The Erasmus Collection of Rotterdam Public Library is world's largest collection of Erasmiana. Apart from its own collection, the library also owns a unique card index containing bibliographical descriptions of about 6,000 early modern editions of Erasmus’s works. These encompass Latin texts as well as translations. Each edition is accompanied by information about the whereabouts of surviving copies worldwide. Bibliographical references are added in many cases too.
Van Gulik and his card index
The initiator of this card index is Egbertus van Gulik, MA (1910-1998). Educated as a historian, he was a librarian of Rotterdam Public Library from 1961 to 1973. Between 1965 and 1989 he was a member of the Conseil international pour l’édition des oeuvres complètes d’Erasme. His major work on Erasmus’s private book collection is published posthumously by University of Toronto Press: Erasmus and his Books (2018).
Starting point for Van Gulik’s index was the Bibliotheca Erasmiana, a provisional repertoire of Erasmus’s works, published by Ferdinand vander Haeghen in 1893. The information on library locations and the bibliographical references basically reflect the situation as it was by 1970. Although entries have since been regularly added and updated, this was not done in a systematic or comprehensive way.
Erasmus Online Database
The international world of scholarship attaches great importance to this card index named after Van Gulik. It is the starting point for any serious study of Erasmus’s works. For this reason it was decided to digitize the index and to publish it here under the name Erasmus Online Database, thus making it accessible worldwide and free of charge. In the 2000’s, this project was initiated by the Rotterdam Erasmus Centre for Early Modern Studies, that used to provide access to the database through the website erasmus.org.

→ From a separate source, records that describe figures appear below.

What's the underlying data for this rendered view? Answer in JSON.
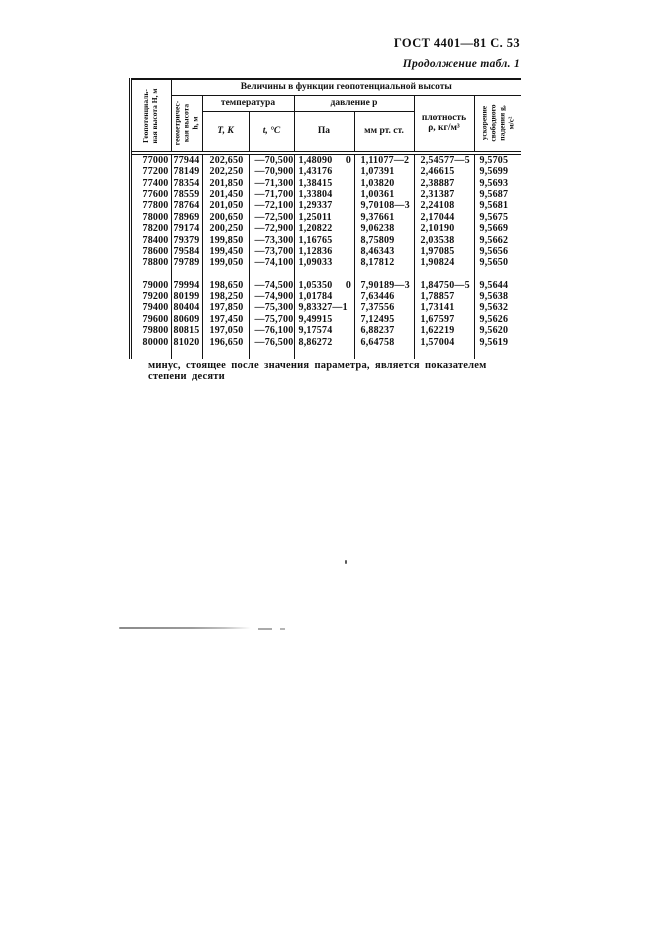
{
  "page": {
    "doc_ref": "ГОСТ 4401—81 С. 53",
    "continuation": "Продолжение табл. 1",
    "footnote": "минус, стоящее после значения параметра, является показателем степени десяти"
  },
  "table": {
    "span_header": "Величины в функции геопотенциальной высоты",
    "col_geopotential": "Геопотенциаль-\nная высота Н, м",
    "col_geometric": "геометричес-\nкая высота\nh, м",
    "temperature_header": "температура",
    "pressure_header": "давление р",
    "col_T": "Т, К",
    "col_t": "t, °С",
    "col_Pa": "Па",
    "col_mm": "мм рт. ст.",
    "col_density": "плотность\nρ, кг/м³",
    "col_g": "ускорение\nсвободного\nпадения g,\nм/с²",
    "groups": [
      [
        [
          "77000",
          "77944",
          "202,650",
          "—70,500",
          "1,48090     0",
          "1,11077—2",
          "2,54577—5",
          "9,5705"
        ],
        [
          "77200",
          "78149",
          "202,250",
          "—70,900",
          "1,43176",
          "1,07391",
          "2,46615",
          "9,5699"
        ],
        [
          "77400",
          "78354",
          "201,850",
          "—71,300",
          "1,38415",
          "1,03820",
          "2,38887",
          "9,5693"
        ],
        [
          "77600",
          "78559",
          "201,450",
          "—71,700",
          "1,33804",
          "1,00361",
          "2,31387",
          "9,5687"
        ],
        [
          "77800",
          "78764",
          "201,050",
          "—72,100",
          "1,29337",
          "9,70108—3",
          "2,24108",
          "9,5681"
        ],
        [
          "78000",
          "78969",
          "200,650",
          "—72,500",
          "1,25011",
          "9,37661",
          "2,17044",
          "9,5675"
        ],
        [
          "78200",
          "79174",
          "200,250",
          "—72,900",
          "1,20822",
          "9,06238",
          "2,10190",
          "9,5669"
        ],
        [
          "78400",
          "79379",
          "199,850",
          "—73,300",
          "1,16765",
          "8,75809",
          "2,03538",
          "9,5662"
        ],
        [
          "78600",
          "79584",
          "199,450",
          "—73,700",
          "1,12836",
          "8,46343",
          "1,97085",
          "9,5656"
        ],
        [
          "78800",
          "79789",
          "199,050",
          "—74,100",
          "1,09033",
          "8,17812",
          "1,90824",
          "9,5650"
        ]
      ],
      [
        [
          "79000",
          "79994",
          "198,650",
          "—74,500",
          "1,05350     0",
          "7,90189—3",
          "1,84750—5",
          "9,5644"
        ],
        [
          "79200",
          "80199",
          "198,250",
          "—74,900",
          "1,01784",
          "7,63446",
          "1,78857",
          "9,5638"
        ],
        [
          "79400",
          "80404",
          "197,850",
          "—75,300",
          "9,83327—1",
          "7,37556",
          "1,73141",
          "9,5632"
        ],
        [
          "79600",
          "80609",
          "197,450",
          "—75,700",
          "9,49915",
          "7,12495",
          "1,67597",
          "9,5626"
        ],
        [
          "79800",
          "80815",
          "197,050",
          "—76,100",
          "9,17574",
          "6,88237",
          "1,62219",
          "9,5620"
        ],
        [
          "80000",
          "81020",
          "196,650",
          "—76,500",
          "8,86272",
          "6,64758",
          "1,57004",
          "9,5619"
        ]
      ]
    ]
  }
}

The Erasmus Online Database offers a modern search functionality enabling complicated search actions such as: all editions of the Praise of Folly published between 1520 and 1530 but not in Antwerp. Over 2,000 editions include an illustration of the title page as well. Seventeen editions (including two Collected Works editions) have been digitized fully. All this makes Erasmus Online a useful tool not only for philologists and historians, for book historians, philosophers and theologians, but for booksellers and auctioneers as well.
This database is a work in progress. Since both Van Gulik’s index and Vander Haeghen’s repertoire are inexhaustive according to modern scholarly standards, their contents are continuously enlarged and updated. In the course of time a comprehensive bibliographical description of each title entry will be provided.